Recently I was able to go to the Christian Resources Exhibition, armed with my newly printed business cards. I was determined to make contacts in Christian publishing there – for both my editorial and writing capacities. And I did have some incredibly interesting and fruitful discussions – only time will tell how fruitful they were!

It has been a fairly gruelling few months of contacting magazines and publishers and pitching articles. It makes such a difference when one or two positive responses result in work – then I just have to find a way to fit them round my beautiful children! πŸ˜‰ There have been one or two publications that I have desperately wanted to write for – and yet all my ideas seem to either fall short of what they want or I have come up with the same idea as someone else who got there first. That is the frustration of this type of work. I may just be starting out, but the in-house magazine editors have countless others trying to write for them and what makes me special? But continuing thought down that avenue does not do me any good, so I have to learn to pick myself up and keep going. Because persistence and creative thought are the only ways forward for me. I am determined to make this work – and have been thrilled by the pieces that I have been involved with. Some of the subject matter is truly humbling. And some of the other articles really help to promote others rather than me – but that’s the nature of this freelance writing beast. And I have to learn to toughen up and take the rough with the smooth. It isn’t an attack on, or rejection of, my personality or character when an editor says no thank you – I just simply need to lay that idea aside and think of another one. Easier said than done at times, but I’m trying!

Starting out

It was a couple of years ago, while at a leaders’ conference, that I felt God tell me He wanted me to concentrate on doing more writing. At the time I was heavily pregnant with my second child, so I didn’t think it was the best time to tell me that! However I did keep hold of what He said and kept mulling it over. Since the start of this year, some opportunities have arisen that have led me to investigate writing for magazines. I had one great lead straight away, and I think I naively thought it was all going to be that easy. I didn’t think about the hundreds of other people out there all trying to do the same thing. Or the fact that editors of magazines get loads of pitches every day so mine have to stand out somehow – and yes, I have to keep coming up with original ideas myself. With a two year old always with me that is quite a tall order!

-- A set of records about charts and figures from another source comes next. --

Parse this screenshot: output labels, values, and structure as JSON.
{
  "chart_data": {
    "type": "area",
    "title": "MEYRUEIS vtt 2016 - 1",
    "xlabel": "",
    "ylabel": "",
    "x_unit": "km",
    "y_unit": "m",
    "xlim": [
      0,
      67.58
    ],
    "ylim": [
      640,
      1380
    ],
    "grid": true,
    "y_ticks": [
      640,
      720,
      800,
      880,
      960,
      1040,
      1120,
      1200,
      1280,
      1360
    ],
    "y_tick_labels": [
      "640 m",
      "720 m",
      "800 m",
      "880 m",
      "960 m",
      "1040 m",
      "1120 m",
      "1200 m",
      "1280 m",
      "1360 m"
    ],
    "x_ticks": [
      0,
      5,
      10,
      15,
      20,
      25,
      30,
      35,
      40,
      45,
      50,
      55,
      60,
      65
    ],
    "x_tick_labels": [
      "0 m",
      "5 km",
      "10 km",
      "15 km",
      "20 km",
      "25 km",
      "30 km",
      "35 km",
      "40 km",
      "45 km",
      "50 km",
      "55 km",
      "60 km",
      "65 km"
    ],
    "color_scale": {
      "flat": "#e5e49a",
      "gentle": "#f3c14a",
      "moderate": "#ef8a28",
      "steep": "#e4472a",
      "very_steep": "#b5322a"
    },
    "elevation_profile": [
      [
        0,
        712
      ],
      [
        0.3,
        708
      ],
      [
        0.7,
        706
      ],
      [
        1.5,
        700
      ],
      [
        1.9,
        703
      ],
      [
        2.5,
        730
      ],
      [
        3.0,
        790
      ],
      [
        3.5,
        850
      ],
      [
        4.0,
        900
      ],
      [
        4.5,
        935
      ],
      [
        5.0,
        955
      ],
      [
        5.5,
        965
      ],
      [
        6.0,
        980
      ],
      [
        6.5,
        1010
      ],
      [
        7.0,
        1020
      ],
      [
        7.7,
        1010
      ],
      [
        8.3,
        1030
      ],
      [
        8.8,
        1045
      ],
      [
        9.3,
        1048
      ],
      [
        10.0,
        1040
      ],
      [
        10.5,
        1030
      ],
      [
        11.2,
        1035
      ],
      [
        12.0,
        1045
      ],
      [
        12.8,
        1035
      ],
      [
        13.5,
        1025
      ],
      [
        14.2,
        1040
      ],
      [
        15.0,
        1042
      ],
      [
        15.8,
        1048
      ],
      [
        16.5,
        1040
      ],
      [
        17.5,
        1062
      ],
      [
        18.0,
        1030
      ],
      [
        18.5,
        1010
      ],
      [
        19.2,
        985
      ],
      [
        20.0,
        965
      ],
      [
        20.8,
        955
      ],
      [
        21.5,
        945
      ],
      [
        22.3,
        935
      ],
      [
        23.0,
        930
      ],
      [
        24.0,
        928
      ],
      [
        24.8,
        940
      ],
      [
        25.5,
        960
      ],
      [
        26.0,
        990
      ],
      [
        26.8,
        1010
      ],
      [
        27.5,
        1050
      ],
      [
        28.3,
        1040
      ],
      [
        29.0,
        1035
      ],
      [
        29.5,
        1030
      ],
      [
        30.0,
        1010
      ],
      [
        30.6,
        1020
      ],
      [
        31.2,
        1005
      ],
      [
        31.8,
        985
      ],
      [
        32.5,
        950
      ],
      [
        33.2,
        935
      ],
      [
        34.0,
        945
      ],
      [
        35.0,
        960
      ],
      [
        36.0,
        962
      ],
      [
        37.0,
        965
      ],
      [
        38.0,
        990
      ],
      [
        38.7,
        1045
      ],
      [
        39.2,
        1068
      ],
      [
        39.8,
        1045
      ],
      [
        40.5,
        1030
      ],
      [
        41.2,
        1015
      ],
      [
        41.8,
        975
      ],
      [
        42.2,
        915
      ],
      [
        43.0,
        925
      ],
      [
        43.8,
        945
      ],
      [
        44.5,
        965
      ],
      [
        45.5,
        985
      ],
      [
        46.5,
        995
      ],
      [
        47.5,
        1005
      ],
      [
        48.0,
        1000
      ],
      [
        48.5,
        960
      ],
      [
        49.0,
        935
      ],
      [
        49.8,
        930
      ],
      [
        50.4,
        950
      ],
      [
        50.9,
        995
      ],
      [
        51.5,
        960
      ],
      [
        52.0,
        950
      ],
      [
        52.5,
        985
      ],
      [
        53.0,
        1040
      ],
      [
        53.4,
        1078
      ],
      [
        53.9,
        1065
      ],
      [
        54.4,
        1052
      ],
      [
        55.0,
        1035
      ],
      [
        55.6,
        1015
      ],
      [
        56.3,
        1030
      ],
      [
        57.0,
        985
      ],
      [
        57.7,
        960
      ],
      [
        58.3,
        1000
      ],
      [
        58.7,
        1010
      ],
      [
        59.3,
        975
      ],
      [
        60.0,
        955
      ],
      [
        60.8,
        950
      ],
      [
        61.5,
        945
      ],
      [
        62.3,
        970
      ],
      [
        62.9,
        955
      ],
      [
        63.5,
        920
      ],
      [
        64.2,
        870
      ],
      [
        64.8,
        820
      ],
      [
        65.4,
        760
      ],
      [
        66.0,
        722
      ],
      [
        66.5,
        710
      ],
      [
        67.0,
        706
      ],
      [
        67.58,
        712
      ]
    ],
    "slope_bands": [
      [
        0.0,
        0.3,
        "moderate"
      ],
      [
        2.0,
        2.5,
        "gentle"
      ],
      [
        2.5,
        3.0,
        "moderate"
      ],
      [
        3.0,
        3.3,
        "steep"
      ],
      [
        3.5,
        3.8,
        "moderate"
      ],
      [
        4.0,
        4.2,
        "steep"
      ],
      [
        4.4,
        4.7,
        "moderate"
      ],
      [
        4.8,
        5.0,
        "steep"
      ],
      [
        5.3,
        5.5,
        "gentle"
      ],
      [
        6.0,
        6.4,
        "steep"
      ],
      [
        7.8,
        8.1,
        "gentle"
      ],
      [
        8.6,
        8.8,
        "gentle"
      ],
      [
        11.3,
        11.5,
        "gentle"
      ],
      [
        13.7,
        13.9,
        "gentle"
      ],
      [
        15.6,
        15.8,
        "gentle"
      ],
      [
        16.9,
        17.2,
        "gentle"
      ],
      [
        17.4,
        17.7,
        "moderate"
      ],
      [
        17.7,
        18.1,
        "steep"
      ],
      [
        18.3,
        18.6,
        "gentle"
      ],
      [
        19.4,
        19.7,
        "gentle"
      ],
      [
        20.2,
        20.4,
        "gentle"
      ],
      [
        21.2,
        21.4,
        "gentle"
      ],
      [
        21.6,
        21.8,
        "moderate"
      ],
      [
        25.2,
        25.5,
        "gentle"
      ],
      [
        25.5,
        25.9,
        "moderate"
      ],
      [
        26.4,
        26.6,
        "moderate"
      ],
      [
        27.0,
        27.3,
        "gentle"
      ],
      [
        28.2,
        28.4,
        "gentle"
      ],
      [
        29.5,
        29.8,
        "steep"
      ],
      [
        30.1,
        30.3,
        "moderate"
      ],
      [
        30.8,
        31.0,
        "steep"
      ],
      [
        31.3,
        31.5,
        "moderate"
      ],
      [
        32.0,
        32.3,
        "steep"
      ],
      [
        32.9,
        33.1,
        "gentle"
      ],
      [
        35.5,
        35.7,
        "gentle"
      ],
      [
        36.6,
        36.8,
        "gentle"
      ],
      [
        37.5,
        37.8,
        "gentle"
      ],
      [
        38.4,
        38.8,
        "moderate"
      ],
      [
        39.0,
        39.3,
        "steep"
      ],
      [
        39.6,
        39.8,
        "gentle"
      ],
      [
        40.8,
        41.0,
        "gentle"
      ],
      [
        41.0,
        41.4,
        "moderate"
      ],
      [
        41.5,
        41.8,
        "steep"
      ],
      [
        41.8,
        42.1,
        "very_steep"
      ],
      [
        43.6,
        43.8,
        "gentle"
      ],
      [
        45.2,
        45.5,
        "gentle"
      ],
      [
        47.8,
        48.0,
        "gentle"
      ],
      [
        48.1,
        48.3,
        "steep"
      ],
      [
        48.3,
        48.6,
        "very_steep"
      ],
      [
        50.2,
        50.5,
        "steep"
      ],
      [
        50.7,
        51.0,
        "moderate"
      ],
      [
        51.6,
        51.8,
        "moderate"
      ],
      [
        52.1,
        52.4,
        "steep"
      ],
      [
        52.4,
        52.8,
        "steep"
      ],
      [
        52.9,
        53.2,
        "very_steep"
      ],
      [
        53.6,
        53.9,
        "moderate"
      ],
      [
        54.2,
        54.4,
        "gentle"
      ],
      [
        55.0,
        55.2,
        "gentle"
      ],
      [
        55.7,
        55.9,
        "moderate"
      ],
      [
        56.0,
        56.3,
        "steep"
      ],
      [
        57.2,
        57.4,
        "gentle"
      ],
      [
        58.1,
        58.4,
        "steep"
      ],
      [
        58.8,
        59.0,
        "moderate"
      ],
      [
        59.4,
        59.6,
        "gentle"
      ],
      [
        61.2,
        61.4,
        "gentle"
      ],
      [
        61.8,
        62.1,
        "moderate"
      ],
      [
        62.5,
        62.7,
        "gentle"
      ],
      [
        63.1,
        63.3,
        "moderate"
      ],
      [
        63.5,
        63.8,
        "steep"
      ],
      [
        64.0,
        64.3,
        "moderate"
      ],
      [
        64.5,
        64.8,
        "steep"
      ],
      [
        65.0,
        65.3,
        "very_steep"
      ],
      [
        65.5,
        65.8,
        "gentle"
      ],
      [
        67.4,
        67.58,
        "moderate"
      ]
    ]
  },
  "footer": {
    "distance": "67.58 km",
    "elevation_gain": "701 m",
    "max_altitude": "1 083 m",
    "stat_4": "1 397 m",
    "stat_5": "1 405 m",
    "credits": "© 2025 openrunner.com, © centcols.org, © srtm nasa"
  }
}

I have learned a lot since I embarked on this new phase of my career though. Yes there is an awful lot for me to do, but I can’t do everything I’ve been trying to and I need to trust God in it all too. I need to trust that as I perhaps take a small step back I can still push doors, just at a slower pace, and believe that God will still open the right ones. Perhaps it is good to be reminded now that it is futile to try and do things simply in my own strength – because I won’t be much use to my family if I set off on this new phase trying to cope in my natural abilities.